纺织学报 ›› 2026, Vol. 47 ›› Issue (1): 196-206.doi: 10.13475/j.fzxb.20250500501

• 服装工程 • 上一篇    下一篇

基于深度学习的服装关键点实时检测模型

冯采伶1, 于施佳2, 韩曙光3()   

  1. 1.浙江理工大学 服装学院, 浙江 杭州 310018
    2.浙江机电职业技术学院 创业学院, 浙江 杭州 310053
    3.浙江理工大学 理学院, 浙江 杭州 310018
  • 收稿日期:2025-05-06 修回日期:2025-11-11 出版日期:2026-01-15 发布日期:2026-01-15
  • 通讯作者: 韩曙光(1977—),男,教授,博士。主要研究方向为服装智能制造、物流系统优化、数学建模及应用。E-mail:dawn1024@zstu.edu.cn
  • 作者简介:冯采伶(2001—),女,硕士生。主要研究方向为服装数字化技术。
  • 基金资助:
    国家自然科学基金项目(12471304)

Real-time detection model for clothing keypoints based on deep learning

FENG Cailing1, YU Shijia2, HAN Shuguang3()   

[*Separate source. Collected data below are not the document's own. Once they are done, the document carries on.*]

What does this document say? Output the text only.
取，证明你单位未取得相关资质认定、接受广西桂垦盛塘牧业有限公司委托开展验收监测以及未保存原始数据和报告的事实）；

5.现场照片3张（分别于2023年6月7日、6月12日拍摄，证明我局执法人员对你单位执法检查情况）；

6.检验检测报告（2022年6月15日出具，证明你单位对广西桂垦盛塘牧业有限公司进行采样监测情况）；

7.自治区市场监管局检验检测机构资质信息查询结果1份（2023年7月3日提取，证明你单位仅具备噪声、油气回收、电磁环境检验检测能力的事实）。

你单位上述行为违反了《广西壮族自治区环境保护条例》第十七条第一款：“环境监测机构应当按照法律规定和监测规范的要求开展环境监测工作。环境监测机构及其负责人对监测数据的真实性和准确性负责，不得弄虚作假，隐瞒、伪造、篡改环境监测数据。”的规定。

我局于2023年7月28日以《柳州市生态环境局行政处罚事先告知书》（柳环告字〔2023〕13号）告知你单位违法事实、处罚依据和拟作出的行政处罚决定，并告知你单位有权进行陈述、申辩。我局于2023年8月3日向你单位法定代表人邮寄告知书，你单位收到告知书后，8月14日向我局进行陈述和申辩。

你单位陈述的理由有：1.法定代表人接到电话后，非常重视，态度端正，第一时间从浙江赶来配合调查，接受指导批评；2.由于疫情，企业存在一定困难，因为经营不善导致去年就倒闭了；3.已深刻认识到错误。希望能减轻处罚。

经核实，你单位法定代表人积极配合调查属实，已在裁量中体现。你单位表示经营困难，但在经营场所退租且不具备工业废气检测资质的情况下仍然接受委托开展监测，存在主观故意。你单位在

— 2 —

  1. 1. School of Fashion, Zhejiang Sci-Tech University, Hangzhou, Zhejiang 310018, China
    2. Entrepreneurship School, Zhejiang Polytechnic University of Mechanical and Electrical Engineering, Hangzhou, Zhejiang 310053, China
    3. School of Science, Zhejiang Sci-Tech University, Hangzhou, Zhejiang 310018, China
  • Received:2025-05-06 Revised:2025-11-11 Published:2026-01-15 Online:2026-01-15

摘要:

针对复杂场景下服装关键点检测模型的准确性与实时性难以兼得的问题,以提高检测准确性并保持实时性能为目的,提出了一种基于深度学习的服装关键点实时检测模型。该模型以实时多人姿态估计架构为基础,首先构建中值增强的通道与空间注意力模块,通过并行执行全局平均池化、最大池化与中值池化,融合生成注意力权重,增强服装关键部位的特征表示;其次设计跨尺度特征融合模块,将骨干网络中不同层级的特征图进行上采样、拼接与交叉卷积融合,构建兼具细节信息与语义特征的金字塔结构;进一步建立自注意力特征增强模块,通过计算特征点间相似性动态生成注意力图,自适应调整各区域特征权重;最终实施分类别微调策略,针对6类典型服装分别建立专用模型以优化整体性能。结果表明:该方法在DeepFashion2和DeepFashion数据集上分别达到了65.1%与68.0%的检测准确度,同时保持140.0帧/s和142.3帧/s的实时处理速度。该模型提升了复杂场景下服装关键点检测的综合性能,未来可应用于服装智能制造和虚拟试衣等领域。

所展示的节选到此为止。